James L. Hedrick
Our program approaches a set of clustered problems of fundamental and therapeutic interest. For example, the discovery and refinement of antibiotics was one of the crowning achievements in the 20th century that revolutionized healthcare treatment. If properly dosed, they could eradicate infection. Unfortunately, this therapeutic specificity of antibiotics also leads to their undoing as under-dosing (incomplete kill) allows for minor mutative changes that mitigate the effect of the antibiotic leading to resistance development. The pervasiveness of drug-resistant infections is a global health issue with significant healthcare, economic and societal burdens. A similar situation exist in cancer treatments, where multiple chemotherapeutics and chemosensitizers are required to mitigate resistance and loss of efficacy. We have developed numerous platform technologies based on rationally designed macromolecules that address key issues in multi-drug resistant diseases including cancer as well as bacterial, and viral infections. Supramolecular structures were developed for cancer therapy that target both cancer cells and cancer stem cells, mitigate drug resistance, and metastasis. Membrane-disruptive macromolecular antimicrobials for treatment of infections were demonstrated in vitro and in vivo, and shown to have efficacy and selectivity against multidrug-resistant A. baumannii and MRSA without inducing toxicity. We have demonstrated a general and broad-spectrum strategy to prevent viral infections using multi-functional macromolecules that inhibit viruses such as influenza, Zika, Ebola, and HBV. In each case, the dynamic nature of the non-covalent hydrogen bonding and ionic interactions allows these polymers to co-evolve concurrently with the disease, thereby preventing resistance without loss in effectiveness.

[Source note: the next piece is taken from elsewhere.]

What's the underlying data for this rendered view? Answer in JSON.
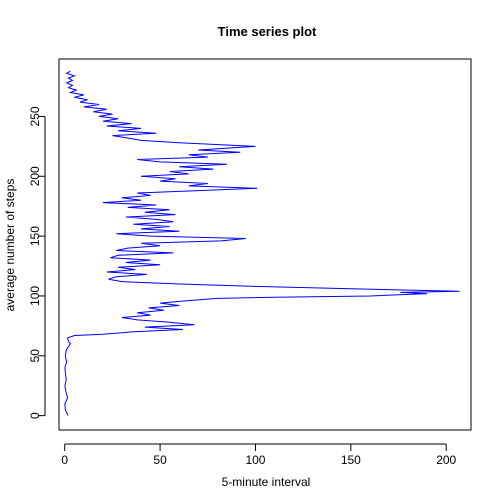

In a second example, living organisms have evolved a variety of interfaces and barriers to control the trafficking of small and large molecules in and out of cells, organs and tissues. Many diseases require the encapsulation, transport and release of foreign agents into healthy cells (viral and bacterial infections). An understanding of these processes is critical to the illumination of the molecular mechanism of disease, but also provides a guide to developing strategies to deliver therapeutic agents to specific cells and tissues. Nature's ability to assemble macromolecules into highly cooperative and functional assemblies provides an inspiration for our efforts do devise synthetic design criteria to interrogate and exploit the relationship between molecular structure, non-covalent interactions and processing conditions to create new functional macromolecular assemblies. The targeting and controlled release of therapeutic agents or probe molecules to specific organs and specific cells in the body is one of the major challenges in developing more effective therapies. Central to this goal are the many materials challenges associated with the encapsulation, transport and release of such agents at a specific time and place in the exceedingly complicated and dynamic environment of living organisms. We have developed modular self-assembly strategies to investigate the use of non-covalent interactions to assemble multifunctional assemblies that can encapsulate small molecules, genetic materials and probes, and reach its target through active and passive targeting. Using this approach, we have developed hydrogels that can encapsulate and release antibodies in a controlled manner to improve patient’s compliance and increase treatment efficacy.
The foundation for this platform is based on an organocatalytic approach to the synthesis of biocompatible/degradable macromolecules with precisely defined molecular weights, end-group fidelity and backbone functionality.